There are three approved ways for individuals to become registered nurses, which include receiving a post-secondary diploma, two-year associate’s degree, or four-year bachelor’s degree from an accredited nursing program. However, in most cases, employers will prefer to hire RNs with a Bachelor of Science in Nursing (BSN) degree for working in this highly specialized environment. Enrolling in a BSN program will build on a strong general education core to provide the fundamental and advanced nursing skills that are essential in NICU units. Nurses who pursue a Master of Science in Nursing (MSN) program will be able to advance their roles within the NICU specialty to become neonatal nurse practitioners or neonatal clinical nurse specialists too.

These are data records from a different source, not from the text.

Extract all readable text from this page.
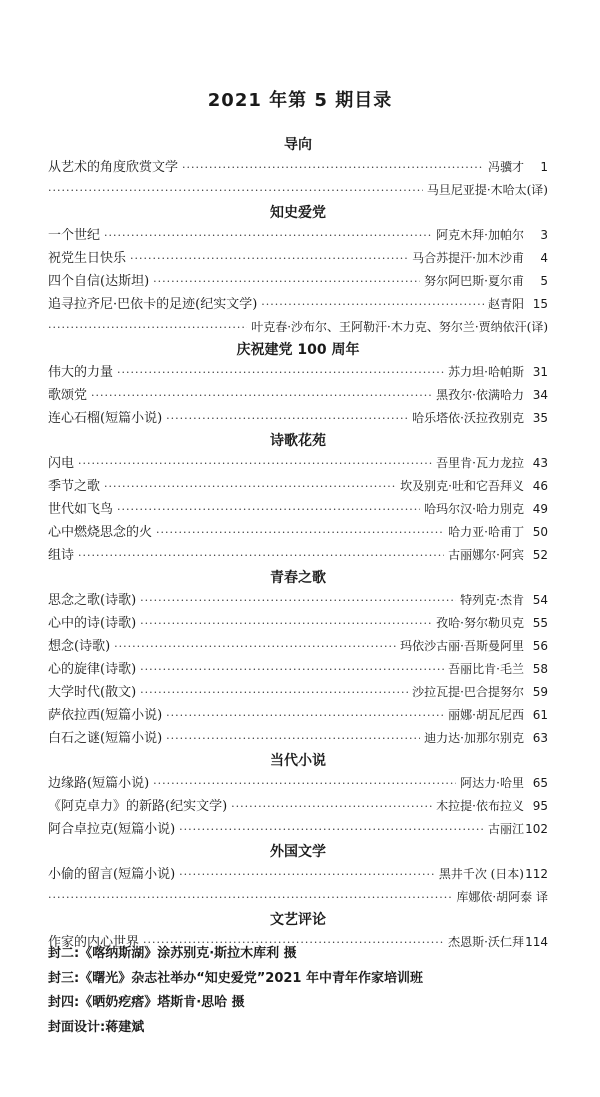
2021 年第 5 期目录
导向
从艺术的角度欣赏文学 ·····	冯骥才	1
·····
马旦尼亚提·木哈太(译)
知史爱党
一个世纪 ·····	阿克木拜·加帕尔	3
祝党生日快乐 ·····	马合苏提汗·加木沙甫	4
四个自信(达斯坦) ·····	努尔阿巴斯·夏尔甫	5
追寻拉齐尼·巴依卡的足迹(纪实文学) ·····	赵青阳 15
·····
叶克春·沙布尔、王阿勒汗·木力克、努尔兰·贾纳依汗(译)
庆祝建党 100 周年
伟大的力量 ·····	苏力坦·哈帕斯 31
歌颂党 ·····	黑孜尔·依满哈力 34
连心石榴(短篇小说) ·····	哈乐塔依·沃拉孜别克 35
诗歌花苑
闪电 ·····	吾里肯·瓦力龙拉 43
季节之歌 ·····	坎及别克·吐和它吾拜义 46
世代如飞鸟 ·····	哈玛尔汉·哈力別克 49
心中燃烧思念的火 ·····	哈力亚·哈甫丁 50
组诗 ·····	古丽娜尔·阿宾 52
青春之歌
思念之歌(诗歌) ·····	特列克·杰肯 54
心中的诗(诗歌) ·····	孜哈·努尔勒贝克 55
想念(诗歌) ·····	玛依沙古丽·吾斯曼阿里 56
心的旋律(诗歌) ·····	吾丽比肯·毛兰 58
大学时代(散文) ·····	沙拉瓦提·巴合提努尔 59
萨依拉西(短篇小说) ·····	丽娜·胡瓦尼西 61
白石之谜(短篇小说) ·····	迪力达·加那尔别克 63
当代小说
边缘路(短篇小说) ·····	阿达力·哈里 65
《阿克卓力》的新路(纪实文学) ·····	木拉提·依布拉义 95
阿合卓拉克(短篇小说) ·····	古丽江 102
外国文学
小偷的留言(短篇小说) ·····	黑井千次 (日本) 112
·····
库娜依·胡阿泰 译
文艺评论
作家的内心世界 ·····	杰恩斯·沃仁拜 114
封二:《喀纳斯湖》涂苏别克·斯拉木库利 摄
封三:《曙光》杂志社举办“知史爱党”2021 年中青年作家培训班
封四:《晒奶疙瘩》塔斯肯·思哈 摄
封面设计:蒋建斌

Pros and Cons of this Position

Most NICU nurses love their fast-paced job because they devote their days to the rewarding task of caring for the most unstable patients in the hospital. Compared to many other nursing professions, NICU nursing tends to be less physically demanding because patients are much lighter and are carefully observed within incubators. That being said, NICU nurses face overwhelming pressure at work to always ensure accurate dosage and calculations. NICU nurses work long 12-hour days with irregular shifts to provide round-the-clock care to critical newborns who could take a turn for the worst at any time. While NICU nursing is very emotionally taxing, no other registered nursing specialty grants the unique opportunity to watch newborns transform from very ill patients to healthy, happy babies.

Getting Started

After earning an appropriate education, the first step is to receive a passing score on the National Council Licensure Examination (NCLEX-RN) so that you can become registered to practice in your state. Once you earn a valid RN license, you should be working as an entry-level staff nurse in general pediatrics to acquire essential nursing experience at the bedside. With time, you will become qualified to move into open positions in NICU units to start obtaining experience working with neonatal patients with acute medical conditions. It is then suggested that you continue building your career as an NICU nurse by earning Certification for Neonatal Critical Care Nursing (CCRN) through the American Association of Critical Care Nurses (AACN). From there, you may want to consider going back to graduate school to earn an MSN with a specialization in neonatal nursing to unlock advanced practice nursing (APRN) options.

Future Outlook

As demand for healthcare services and access to health insurance increase, employment of registered nurses and NICU nurses is predicted to skyrocket at the rapid rate of 19% before 2022, thus creating around 526,800 new jobs across all RN specialty areas. In particular, NICU nurses with experience working in Level II or Level III units will have no trouble finding steady employment, even in today’s tough job market. Since the nation’s nursing shortage has been especially acute in this specialty area, the AACN has reported a 50% increase in the number of requests for registered nurses in pediatric and neonatal ICUs across America. Neonatal intensive care nurses will remain in high demand throughout the foreseeable future as many of our nation’s NICUs are expanding to meet the need for infant care to boost survival rates.

Overall, NICU nurses are specialized registered nurses who provide evidence-based care to high-risk newborn patients from the time of their birth until they are discharged from the hospital to join their new families. In one of the most rewarding specialty areas, NICU nurses are the voice for the smallest and sickest of patients that have no voice of their own.